Cultural nuance: For accurate, insightful and actionable research, the organization must understand the subtleties of local culture to facilitate public relations success. Think “one voice/many accents:” “Corporate downsizing,” for example, plays very differently on Wall Street than it does on the Paris Bourse. Beyond translations, your research provider must offer native-language capability to properly interpret meaning, share implications and derive insights. When vetting potential research partners, ask about their system for in-country research and analysis; do they work within the target country; are they from the target country or are they simply students of the target country? An American-born student of French Language working in New York infers different meaning from Paris market-intelligence and data than does a Parisian, whether working in-market or in-region.
Speed: The increased use of social media as a research instrument – as an alternative to traditional attitudinal research as well as fuel for social media analysis – means that the velocity of social media research must run at a parallel pace with the medium itself. Many available tools enable automated real-time content gathering and analysis but can they adapt to different languages (not to mention “cultural nuance”)? Is the content filtered and relevant? Are the data accurate? And does the research firm possess sufficient acumen to derive insight and to provide guidance from the content and data it processes? Request information about how your potential research provider ensures accuracy as well as speed. Ask about the degree to which they provide communications guidance as well as help-desk support. Is the software designed for and does the firm have experience working within public relations environments? Beware of fully-automated systems which promise speed, high accuracy and relevancy. Be prepared to invest weeks or even months “training” the software to improve performance. Recognize that automated systems accumulate data but require professional expertise to uncover insight, to provide strategic guidance and to offer meaningful interpretive analysis.
Accuracy: Any investment in research – global or domestic – returns only when it’s accurate. Add complicating factors like distance, time-zones, languages and local culture nuance and accurate research becomes even more challenging. Ask prospective research providers how they ensure meticulous execution and precise data by inquiring about the firm’s quality control measures.
Everything else being equal, a global research program will almost certainly require a greater investment than its domestic counterpart,. International research programs require more in terms of the numbers of samples, the quantity of audience segments and more. For media analysis, it will require more content, more competitors and more reporting.
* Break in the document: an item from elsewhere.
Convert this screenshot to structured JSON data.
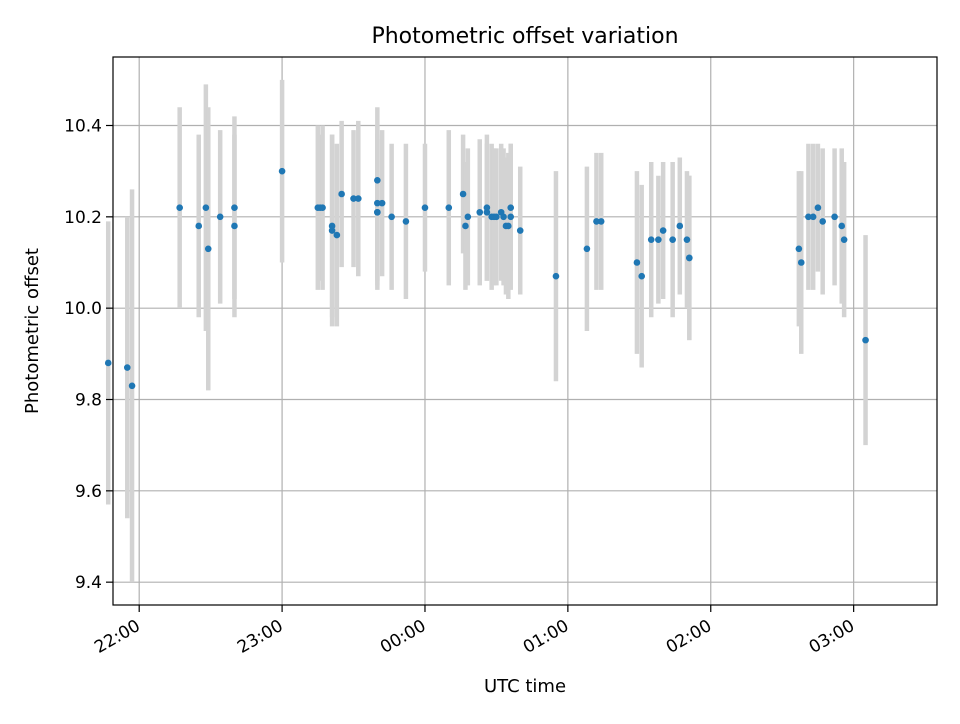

Factoring exchange rates, telephone rates, subscription costs and other elements having nothing directly related to the research itself further complicates the budgeting process. But even if international research tends to be more expensive, there are many controls to discuss and implement before taking the first step. Ask probable research firms for cost options in advance and ask about their flexibility in case of potential detours. If the research provider outsources local service to in-market affiliates, how do they guarantee the centralized budget to which you are responding?
Even domestic public relations research programs can be challenging to the uninformed. Finding equilibrium across the research criteria listed here remains a difficult challenge for most public relations practitioners but global programs present even greater demands and higher risk. The best research partners provide a balanced solution by combining talent with tools and technology. They involve the client in shaping the ideal research solution, inviting the client to share important campaign elements and success drivers. They provide flexibility and a single-source opportunity to accomplish your objectives on-time and on-budget, whenever and wherever you do business.